Psychoemotionaler Stress gilt als Verstärker der pathologischen Vorgänge, womit auch die Zunahme von Abrasionsgebissen bei noch jungen Patienten erklärbar ist, sind diese doch häufig beruflich enorm belastet.

Kurze, abradierte Zähne sind nicht nur ein ästhetisches Problem. Denn mit der Fehlstellung der Zähne und dem Verlust der Bisshöhe (Bissabsenkung), verändert sich zugleich auch die Position der Kiefergelenke. Dies führt zu deren Kompression mit Verspannung der Kau-, Kopf- und Gesichtsmuskulatur. Neuromuskuläre Mechanismen lösen in der Folge unterschiedliche Beschwerden wie Spannungskopfschmerz aber auch Schulter- oder Rückenschmerzen aus.

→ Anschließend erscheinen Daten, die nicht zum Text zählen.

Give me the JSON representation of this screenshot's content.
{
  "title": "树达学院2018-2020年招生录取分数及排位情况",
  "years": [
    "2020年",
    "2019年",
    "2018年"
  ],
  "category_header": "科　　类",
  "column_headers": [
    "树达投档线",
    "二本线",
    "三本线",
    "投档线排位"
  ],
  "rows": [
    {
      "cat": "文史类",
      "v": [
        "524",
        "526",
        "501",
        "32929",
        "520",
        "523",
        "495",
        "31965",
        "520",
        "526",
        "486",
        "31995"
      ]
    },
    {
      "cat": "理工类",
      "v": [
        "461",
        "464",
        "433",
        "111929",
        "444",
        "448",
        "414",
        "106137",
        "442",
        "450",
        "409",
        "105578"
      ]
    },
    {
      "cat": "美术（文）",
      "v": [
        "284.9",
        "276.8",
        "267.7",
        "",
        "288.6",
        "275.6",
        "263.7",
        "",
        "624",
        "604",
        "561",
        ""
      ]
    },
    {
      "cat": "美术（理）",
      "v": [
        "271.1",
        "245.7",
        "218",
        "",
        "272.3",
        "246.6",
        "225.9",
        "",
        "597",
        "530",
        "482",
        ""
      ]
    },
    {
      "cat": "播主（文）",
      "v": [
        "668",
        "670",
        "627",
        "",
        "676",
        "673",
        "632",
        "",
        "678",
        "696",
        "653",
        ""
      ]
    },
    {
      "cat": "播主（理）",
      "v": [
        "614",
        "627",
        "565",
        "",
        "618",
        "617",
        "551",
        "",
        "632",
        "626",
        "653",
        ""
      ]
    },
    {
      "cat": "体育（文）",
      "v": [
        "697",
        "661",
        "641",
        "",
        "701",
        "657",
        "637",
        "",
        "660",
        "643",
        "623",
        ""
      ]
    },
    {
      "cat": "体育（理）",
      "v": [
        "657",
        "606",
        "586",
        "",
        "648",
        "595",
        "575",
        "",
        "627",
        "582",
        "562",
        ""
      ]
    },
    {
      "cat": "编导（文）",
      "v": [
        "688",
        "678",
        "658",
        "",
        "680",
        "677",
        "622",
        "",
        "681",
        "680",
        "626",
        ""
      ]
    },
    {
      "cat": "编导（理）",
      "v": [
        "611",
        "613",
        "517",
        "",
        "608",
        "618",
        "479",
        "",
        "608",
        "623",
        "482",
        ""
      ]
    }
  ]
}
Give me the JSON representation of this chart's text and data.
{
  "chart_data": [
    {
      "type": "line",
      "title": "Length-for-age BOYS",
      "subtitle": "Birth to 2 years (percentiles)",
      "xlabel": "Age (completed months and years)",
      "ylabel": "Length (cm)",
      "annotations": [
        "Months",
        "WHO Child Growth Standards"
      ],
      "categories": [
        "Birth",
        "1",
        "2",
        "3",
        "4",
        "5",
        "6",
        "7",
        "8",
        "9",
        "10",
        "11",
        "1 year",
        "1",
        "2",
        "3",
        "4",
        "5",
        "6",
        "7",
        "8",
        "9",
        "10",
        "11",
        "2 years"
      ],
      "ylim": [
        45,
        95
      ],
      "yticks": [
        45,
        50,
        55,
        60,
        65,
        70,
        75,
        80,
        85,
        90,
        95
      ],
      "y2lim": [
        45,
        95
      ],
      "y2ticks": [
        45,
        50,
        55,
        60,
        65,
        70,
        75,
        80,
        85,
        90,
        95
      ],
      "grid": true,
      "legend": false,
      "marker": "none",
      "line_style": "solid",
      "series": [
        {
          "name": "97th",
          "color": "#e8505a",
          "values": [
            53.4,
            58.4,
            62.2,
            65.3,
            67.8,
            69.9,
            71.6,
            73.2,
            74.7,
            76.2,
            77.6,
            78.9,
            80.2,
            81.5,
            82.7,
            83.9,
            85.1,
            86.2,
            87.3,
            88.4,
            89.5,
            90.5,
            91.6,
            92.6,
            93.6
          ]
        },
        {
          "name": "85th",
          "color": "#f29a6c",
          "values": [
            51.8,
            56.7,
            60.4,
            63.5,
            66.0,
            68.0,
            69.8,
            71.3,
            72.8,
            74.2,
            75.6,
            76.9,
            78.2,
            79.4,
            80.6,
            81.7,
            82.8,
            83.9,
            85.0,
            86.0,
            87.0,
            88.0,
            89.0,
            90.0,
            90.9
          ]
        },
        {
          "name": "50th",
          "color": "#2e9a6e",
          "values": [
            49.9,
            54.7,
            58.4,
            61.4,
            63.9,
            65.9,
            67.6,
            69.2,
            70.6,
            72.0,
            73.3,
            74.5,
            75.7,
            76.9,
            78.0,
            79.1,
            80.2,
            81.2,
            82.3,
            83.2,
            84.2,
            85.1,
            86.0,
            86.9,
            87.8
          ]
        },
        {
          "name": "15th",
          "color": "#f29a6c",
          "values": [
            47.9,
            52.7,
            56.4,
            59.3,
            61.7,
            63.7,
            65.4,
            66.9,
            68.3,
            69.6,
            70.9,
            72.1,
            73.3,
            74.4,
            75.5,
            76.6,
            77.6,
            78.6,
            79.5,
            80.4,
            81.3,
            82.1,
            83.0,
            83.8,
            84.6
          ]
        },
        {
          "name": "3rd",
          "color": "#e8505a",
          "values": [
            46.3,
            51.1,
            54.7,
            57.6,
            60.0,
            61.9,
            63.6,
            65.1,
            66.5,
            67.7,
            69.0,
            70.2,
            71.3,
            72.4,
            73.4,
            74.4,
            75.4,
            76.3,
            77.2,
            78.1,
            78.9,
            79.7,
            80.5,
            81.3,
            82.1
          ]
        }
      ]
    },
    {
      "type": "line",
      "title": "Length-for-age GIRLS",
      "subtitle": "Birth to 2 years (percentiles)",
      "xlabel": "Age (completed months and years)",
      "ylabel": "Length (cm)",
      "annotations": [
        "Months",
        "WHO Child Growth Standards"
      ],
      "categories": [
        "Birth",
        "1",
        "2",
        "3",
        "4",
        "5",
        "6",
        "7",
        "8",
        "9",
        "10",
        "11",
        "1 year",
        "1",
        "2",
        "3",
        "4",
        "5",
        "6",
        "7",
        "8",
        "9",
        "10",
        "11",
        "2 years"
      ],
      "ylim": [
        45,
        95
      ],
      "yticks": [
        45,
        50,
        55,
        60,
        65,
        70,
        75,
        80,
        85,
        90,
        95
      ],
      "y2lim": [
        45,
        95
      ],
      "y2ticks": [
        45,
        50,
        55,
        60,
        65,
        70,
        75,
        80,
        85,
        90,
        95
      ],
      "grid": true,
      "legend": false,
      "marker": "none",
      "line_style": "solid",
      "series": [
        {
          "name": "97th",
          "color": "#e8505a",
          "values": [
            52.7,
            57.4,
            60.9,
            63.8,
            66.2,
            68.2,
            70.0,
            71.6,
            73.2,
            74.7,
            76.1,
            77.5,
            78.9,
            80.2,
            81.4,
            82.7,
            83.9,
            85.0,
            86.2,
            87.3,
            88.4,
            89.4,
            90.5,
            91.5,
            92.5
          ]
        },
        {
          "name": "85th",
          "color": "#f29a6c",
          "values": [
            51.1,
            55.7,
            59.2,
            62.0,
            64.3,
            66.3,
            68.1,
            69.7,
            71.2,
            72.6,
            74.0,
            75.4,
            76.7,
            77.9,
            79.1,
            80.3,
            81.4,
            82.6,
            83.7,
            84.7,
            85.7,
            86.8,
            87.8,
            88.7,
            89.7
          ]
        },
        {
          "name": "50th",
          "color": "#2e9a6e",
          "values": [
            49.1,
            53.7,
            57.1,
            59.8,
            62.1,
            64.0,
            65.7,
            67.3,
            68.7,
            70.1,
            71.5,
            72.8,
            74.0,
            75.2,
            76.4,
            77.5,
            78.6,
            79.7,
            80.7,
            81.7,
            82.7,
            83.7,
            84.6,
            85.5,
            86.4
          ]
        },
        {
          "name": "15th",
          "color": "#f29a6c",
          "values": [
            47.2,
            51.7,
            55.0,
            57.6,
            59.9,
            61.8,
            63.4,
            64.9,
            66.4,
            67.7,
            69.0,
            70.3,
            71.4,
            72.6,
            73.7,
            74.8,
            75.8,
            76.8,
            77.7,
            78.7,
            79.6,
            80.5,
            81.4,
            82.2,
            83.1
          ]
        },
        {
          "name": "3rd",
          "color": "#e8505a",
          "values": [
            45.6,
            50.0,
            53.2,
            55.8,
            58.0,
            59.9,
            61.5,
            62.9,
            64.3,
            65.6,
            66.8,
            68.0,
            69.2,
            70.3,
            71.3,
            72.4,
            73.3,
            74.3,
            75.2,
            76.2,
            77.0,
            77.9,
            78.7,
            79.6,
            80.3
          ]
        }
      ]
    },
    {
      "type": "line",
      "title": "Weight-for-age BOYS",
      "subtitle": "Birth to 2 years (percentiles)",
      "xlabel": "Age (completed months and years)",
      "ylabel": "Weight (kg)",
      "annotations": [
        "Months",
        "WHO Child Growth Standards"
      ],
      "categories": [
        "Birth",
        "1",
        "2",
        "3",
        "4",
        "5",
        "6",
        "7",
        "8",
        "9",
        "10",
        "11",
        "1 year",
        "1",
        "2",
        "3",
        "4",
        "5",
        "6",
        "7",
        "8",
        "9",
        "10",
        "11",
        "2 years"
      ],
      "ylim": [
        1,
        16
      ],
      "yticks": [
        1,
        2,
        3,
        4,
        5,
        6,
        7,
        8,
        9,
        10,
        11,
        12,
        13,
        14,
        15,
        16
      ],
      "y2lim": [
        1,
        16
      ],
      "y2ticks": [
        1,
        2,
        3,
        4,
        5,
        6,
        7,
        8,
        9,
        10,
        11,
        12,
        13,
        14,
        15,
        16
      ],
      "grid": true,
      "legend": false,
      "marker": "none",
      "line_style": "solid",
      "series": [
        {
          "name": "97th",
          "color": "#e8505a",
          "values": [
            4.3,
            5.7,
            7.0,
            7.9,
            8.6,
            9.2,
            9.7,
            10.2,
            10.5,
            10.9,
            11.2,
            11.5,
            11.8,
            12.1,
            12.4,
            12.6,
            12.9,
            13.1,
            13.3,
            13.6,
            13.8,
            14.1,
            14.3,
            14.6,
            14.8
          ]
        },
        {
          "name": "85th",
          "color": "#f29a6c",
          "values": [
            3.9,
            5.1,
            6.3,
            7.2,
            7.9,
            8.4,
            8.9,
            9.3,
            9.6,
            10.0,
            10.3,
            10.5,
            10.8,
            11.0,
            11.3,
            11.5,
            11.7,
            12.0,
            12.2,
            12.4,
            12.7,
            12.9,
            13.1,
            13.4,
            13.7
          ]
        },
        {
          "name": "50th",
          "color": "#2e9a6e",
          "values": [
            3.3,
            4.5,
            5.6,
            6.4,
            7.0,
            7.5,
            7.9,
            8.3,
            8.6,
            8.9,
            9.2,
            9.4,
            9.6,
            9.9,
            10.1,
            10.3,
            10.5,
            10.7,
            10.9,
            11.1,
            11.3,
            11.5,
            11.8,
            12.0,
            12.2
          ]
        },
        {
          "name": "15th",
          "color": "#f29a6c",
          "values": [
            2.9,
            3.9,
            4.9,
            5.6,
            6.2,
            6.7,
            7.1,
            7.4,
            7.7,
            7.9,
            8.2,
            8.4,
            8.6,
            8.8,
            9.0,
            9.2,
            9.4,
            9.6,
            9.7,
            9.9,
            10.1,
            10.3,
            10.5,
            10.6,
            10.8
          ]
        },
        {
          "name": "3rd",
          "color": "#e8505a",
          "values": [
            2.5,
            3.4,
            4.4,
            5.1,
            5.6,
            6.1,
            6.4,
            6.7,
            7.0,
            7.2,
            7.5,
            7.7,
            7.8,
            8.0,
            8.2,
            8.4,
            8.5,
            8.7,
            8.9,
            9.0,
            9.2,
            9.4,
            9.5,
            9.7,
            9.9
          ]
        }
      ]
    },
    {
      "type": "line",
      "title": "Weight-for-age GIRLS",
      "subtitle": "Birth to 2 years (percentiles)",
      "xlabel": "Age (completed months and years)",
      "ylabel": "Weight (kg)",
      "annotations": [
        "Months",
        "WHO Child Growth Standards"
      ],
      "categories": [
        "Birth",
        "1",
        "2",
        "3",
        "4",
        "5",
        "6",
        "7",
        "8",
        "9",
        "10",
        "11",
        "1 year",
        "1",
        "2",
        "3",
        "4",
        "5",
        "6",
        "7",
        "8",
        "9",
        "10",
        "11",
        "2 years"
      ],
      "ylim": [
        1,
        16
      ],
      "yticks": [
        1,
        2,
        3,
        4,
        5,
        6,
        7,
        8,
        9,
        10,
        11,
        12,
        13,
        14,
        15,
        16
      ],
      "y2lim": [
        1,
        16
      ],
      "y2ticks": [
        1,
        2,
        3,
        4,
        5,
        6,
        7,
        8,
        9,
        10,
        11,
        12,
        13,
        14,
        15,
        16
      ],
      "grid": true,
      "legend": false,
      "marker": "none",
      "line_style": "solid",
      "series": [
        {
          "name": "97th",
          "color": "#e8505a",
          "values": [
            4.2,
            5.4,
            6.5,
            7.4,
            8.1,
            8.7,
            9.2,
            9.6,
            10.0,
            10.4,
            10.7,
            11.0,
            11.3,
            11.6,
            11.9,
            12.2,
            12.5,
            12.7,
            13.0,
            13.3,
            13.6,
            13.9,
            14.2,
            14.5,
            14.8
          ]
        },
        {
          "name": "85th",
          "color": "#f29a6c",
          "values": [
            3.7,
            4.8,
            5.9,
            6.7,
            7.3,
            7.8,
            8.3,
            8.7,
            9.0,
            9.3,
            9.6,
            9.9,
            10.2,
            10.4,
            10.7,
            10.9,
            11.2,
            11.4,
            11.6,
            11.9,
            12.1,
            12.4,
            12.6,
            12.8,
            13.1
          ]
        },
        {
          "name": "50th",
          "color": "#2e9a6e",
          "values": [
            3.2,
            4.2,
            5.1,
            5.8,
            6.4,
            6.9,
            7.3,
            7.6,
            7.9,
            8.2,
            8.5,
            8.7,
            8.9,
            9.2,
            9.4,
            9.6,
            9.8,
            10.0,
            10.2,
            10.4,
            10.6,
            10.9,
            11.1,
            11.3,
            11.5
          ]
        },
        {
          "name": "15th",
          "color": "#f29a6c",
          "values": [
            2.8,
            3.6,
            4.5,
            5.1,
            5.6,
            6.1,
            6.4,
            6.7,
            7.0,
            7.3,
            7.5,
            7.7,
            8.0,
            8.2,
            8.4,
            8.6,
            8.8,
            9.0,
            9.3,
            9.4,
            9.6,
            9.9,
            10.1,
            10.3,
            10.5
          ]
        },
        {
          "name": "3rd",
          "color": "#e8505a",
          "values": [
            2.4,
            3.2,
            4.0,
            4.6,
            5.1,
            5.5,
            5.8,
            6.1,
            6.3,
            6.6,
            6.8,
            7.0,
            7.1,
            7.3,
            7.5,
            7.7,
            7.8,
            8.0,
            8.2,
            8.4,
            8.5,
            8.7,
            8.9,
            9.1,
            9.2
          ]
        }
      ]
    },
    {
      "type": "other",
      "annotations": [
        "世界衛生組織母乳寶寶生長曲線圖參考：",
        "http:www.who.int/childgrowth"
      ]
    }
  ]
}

Ebenso kann eine Positionsveränderung der Kiefergelenke aus ihrer zentrischen Lage auch zu einem Schulter- und Beckenschiefstand führen.

Die Gesamtheit der beobachteten Schmerzen und Beschwerden durch eine Bissabsenkung gehören zum Symptomenkomplex einer CMD, einer craniomandibulären Dysfunktion.